Compte tenu du poids de l’Europe dans le G20(6), du rôle central que ce continent occupe dans les échanges internationaux – et, malheureusement, des déséquilibres mondiaux induits par les problèmes économiques aigus qu’il rencontre actuellement –, la Commission des affaires européennes a souhaité s’emparer du sujet durant la présidence française.
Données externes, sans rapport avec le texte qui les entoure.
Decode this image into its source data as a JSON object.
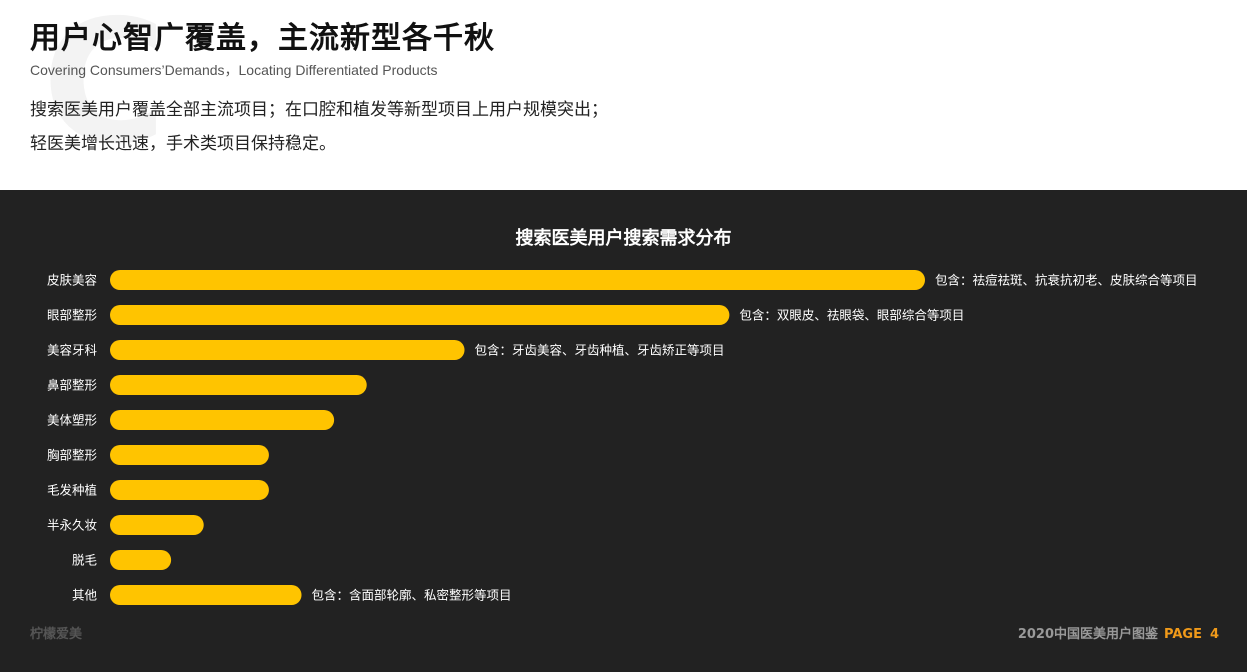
{
  "header": {
    "title": "用户心智广覆盖，主流新型各千秋",
    "subtitle": "Covering Consumers’Demands，Locating Differentiated Products",
    "desc_line1": "搜索医美用户覆盖全部主流项目；在口腔和植发等新型项目上用户规模突出；",
    "desc_line2": "轻医美增长迅速，手术类项目保持稳定。"
  },
  "colors": {
    "panel_bg": "#222222",
    "bar": "#ffc400",
    "accent": "#f09a1a"
  },
  "chart_data": {
    "type": "bar",
    "orientation": "horizontal",
    "title": "搜索医美用户搜索需求分布",
    "categories": [
      "皮肤美容",
      "眼部整形",
      "美容牙科",
      "鼻部整形",
      "美体塑形",
      "胸部整形",
      "毛发种植",
      "半永久妆",
      "脱毛",
      "其他"
    ],
    "values": [
      100,
      76,
      43.5,
      31.5,
      27.5,
      19.5,
      19.5,
      11.5,
      7.5,
      23.5
    ],
    "annotations": [
      "包含：祛痘祛斑、抗衰抗初老、皮肤综合等项目",
      "包含：双眼皮、祛眼袋、眼部综合等项目",
      "包含：牙齿美容、牙齿种植、牙齿矫正等项目",
      "",
      "",
      "",
      "",
      "",
      "",
      "包含：含面部轮廓、私密整形等项目"
    ],
    "xlim": [
      0,
      100
    ],
    "grid": false,
    "legend": "none"
  },
  "footer": {
    "brand": "柠檬爱美",
    "report": "2020中国医美用户图鉴",
    "page_word": "PAGE",
    "page_num": "4"
  }
}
Nous avons alors été nommés co-rapporteurs, en compagnie de notre collègue Robert Lecou, et deux rapports d’information ont été publiés, le 17 mai 2011(7) puis le 4 octobre 2011(8).

Le second – assorti d’une proposition de résolution européenne considérée comme adoptée par l’Assemblée nationale le 20 novembre 2011(9) – se décomposait en quatre parties pour dresser un panorama complet des enjeux sous-jacents au G20 :

- il expliquait comment l’histoire des « G », depuis 1975, a conduit à la création du G20 sous sa forme actuelle et décrivait son fonctionnement, son articulation avec les autres cénacles internationaux et ses limites ;

- il analysait les évolutions de la carte géoéconomique, notamment l’essor des grands émergents du Sud, et tirait un bilan positif des cinq sommets précédents(10), qui ont permis de faire évoluer les esprits afin d’améliorer la coopération économique internationale ;

- il prenait parti en faveur d’une régulation des marchés plus sévère, à travers les trois fronts de la réforme du système monétaire international, de l’encadrement et du contrôle des services financiers, et de la lutte contre la volatilité excessive des matières premières agricoles ;

- il avançait des pistes pour refonder la gouvernance du G20, par le biais, d’une part, de la constitution d’un secrétariat permanent léger et, d’autre part, d’une optimisation de la représentation européenne.

*

* *

Près de deux ans après et alors qu’une autre présidence annuelle, exercée par le Mexique, s’est écoulée entre-temps, le présent rapport d’information a été conçu et doit être lu en complément de ce premier exercice.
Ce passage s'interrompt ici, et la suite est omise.